Heureusement, des outils et des méthodes existent pour transmettre plus facilement, avec soin et respect les choses de la sexualité. Il s’agit de l’éducation sexuelle. Le lien de cause et de conséquence peut ne pas paraître évident, et pourtant, il est tout à fait logique.
L’éducation sexuelle, discipline polymorpheLorsqu’on parle d’éducation sexuelle, plusieurs images peuvent venir en tête. Nous imaginons un professeur enfiler un préservatif à un banane, schématiser au tableau des organes génitaux ou expliquer très brièvement le coït. Or, la “discipline” est beaucoup plus large. Si nous nous reportons à la définition de la sexualité, elle ne désigne pas uniquement l’enseignement de l’acte sexuel, mais aborde également tous les facteurs identitaires, sociaux et sentimentaux qui s’y rapportent de près ou de loin.
Gabrielle Richard, dans son article Éducation à la sexualité ou éducation à l’hétérosexualité?1 met en évidence différentes approches que nous pouvons avoir de la sexualité dans l’éducation. Elle affirme qu’il existe des tendances en fonction des différentes cultures et des différents pays. Par exemple, en amérique du nord, “un modèle traditionnel” va entrer dans la sexualité en promouvant l’abstinence avant le mariage, l’hétérosexualité, en construisant une certaine idée de “norme sexuelle”, et de conformité des genres. “Le modèle préventif”, privilégié par la France, qui va aborder “la sexualité sous l’angle de ses risques inhérents et les manières d’y faire face”. Et enfin, elle nous parle du “modèle libéral”, en exercice dans les pays scandinaves, qui est axé sur la promotion du plaisir et la discussion des différentes orientations sexuelles.
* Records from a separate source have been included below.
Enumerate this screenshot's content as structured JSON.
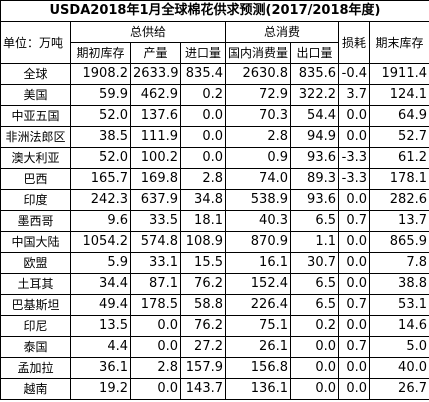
{
  "title": "USDA2018年1月全球棉花供求预测(2017/2018年度)",
  "header": {
    "unit": "单位：万吨",
    "supply": "总供给",
    "consumption": "总消费",
    "loss": "损耗",
    "ending_stock": "期末库存",
    "sub": [
      "期初库存",
      "产量",
      "进口量",
      "国内消费量",
      "出口量"
    ]
  },
  "table": {
    "rows": [
      [
        "全球",
        "1908.2",
        "2633.9",
        "835.4",
        "2630.8",
        "835.6",
        "-0.4",
        "1911.4"
      ],
      [
        "美国",
        "59.9",
        "462.9",
        "0.2",
        "72.9",
        "322.2",
        "3.7",
        "124.1"
      ],
      [
        "中亚五国",
        "52.0",
        "137.6",
        "0.0",
        "70.3",
        "54.4",
        "0.0",
        "64.9"
      ],
      [
        "非洲法郎区",
        "38.5",
        "111.9",
        "0.0",
        "2.8",
        "94.9",
        "0.0",
        "52.7"
      ],
      [
        "澳大利亚",
        "52.0",
        "100.2",
        "0.0",
        "0.9",
        "93.6",
        "-3.3",
        "61.2"
      ],
      [
        "巴西",
        "165.7",
        "169.8",
        "2.8",
        "74.0",
        "89.3",
        "-3.3",
        "178.1"
      ],
      [
        "印度",
        "242.3",
        "637.9",
        "34.8",
        "538.9",
        "93.6",
        "0.0",
        "282.6"
      ],
      [
        "墨西哥",
        "9.6",
        "33.5",
        "18.1",
        "40.3",
        "6.5",
        "0.7",
        "13.7"
      ],
      [
        "中国大陆",
        "1054.2",
        "574.8",
        "108.9",
        "870.9",
        "1.1",
        "0.0",
        "865.9"
      ],
      [
        "欧盟",
        "5.9",
        "33.1",
        "15.5",
        "16.1",
        "30.7",
        "0.0",
        "7.8"
      ],
      [
        "土耳其",
        "34.4",
        "87.1",
        "76.2",
        "152.4",
        "6.5",
        "0.0",
        "38.8"
      ],
      [
        "巴基斯坦",
        "49.4",
        "178.5",
        "58.8",
        "226.4",
        "6.5",
        "0.7",
        "53.1"
      ],
      [
        "印尼",
        "13.5",
        "0.0",
        "76.2",
        "75.1",
        "0.2",
        "0.0",
        "14.6"
      ],
      [
        "泰国",
        "4.4",
        "0.0",
        "27.2",
        "26.1",
        "0.0",
        "0.7",
        "5.0"
      ],
      [
        "孟加拉",
        "36.1",
        "2.8",
        "157.9",
        "156.8",
        "0.0",
        "0.0",
        "40.0"
      ],
      [
        "越南",
        "19.2",
        "0.0",
        "143.7",
        "136.1",
        "0.0",
        "0.0",
        "26.7"
      ]
    ]
  }
}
“ On identifie trois courants dominants d’intervention en éducation à la sexualité, qui correspondent à autant de manières d’inclure la sexualité dans le curriculum.
Le modèle traditionnel, préconisé par plusieurs états américains se caractérise par la promotion de l’abstinence avant le mariage, la valorisation de l’union hétérosexuelle et la condamnation de l’homosexualité. Ces programmes accentuent la construction d’un certain type de « normalité sexuelle », encensant les notions de monogamie, de relation sexuelle comme étant uniquement centrée sur la pénétration, de la conformité des partenaires aux rôles de genre conventionnels.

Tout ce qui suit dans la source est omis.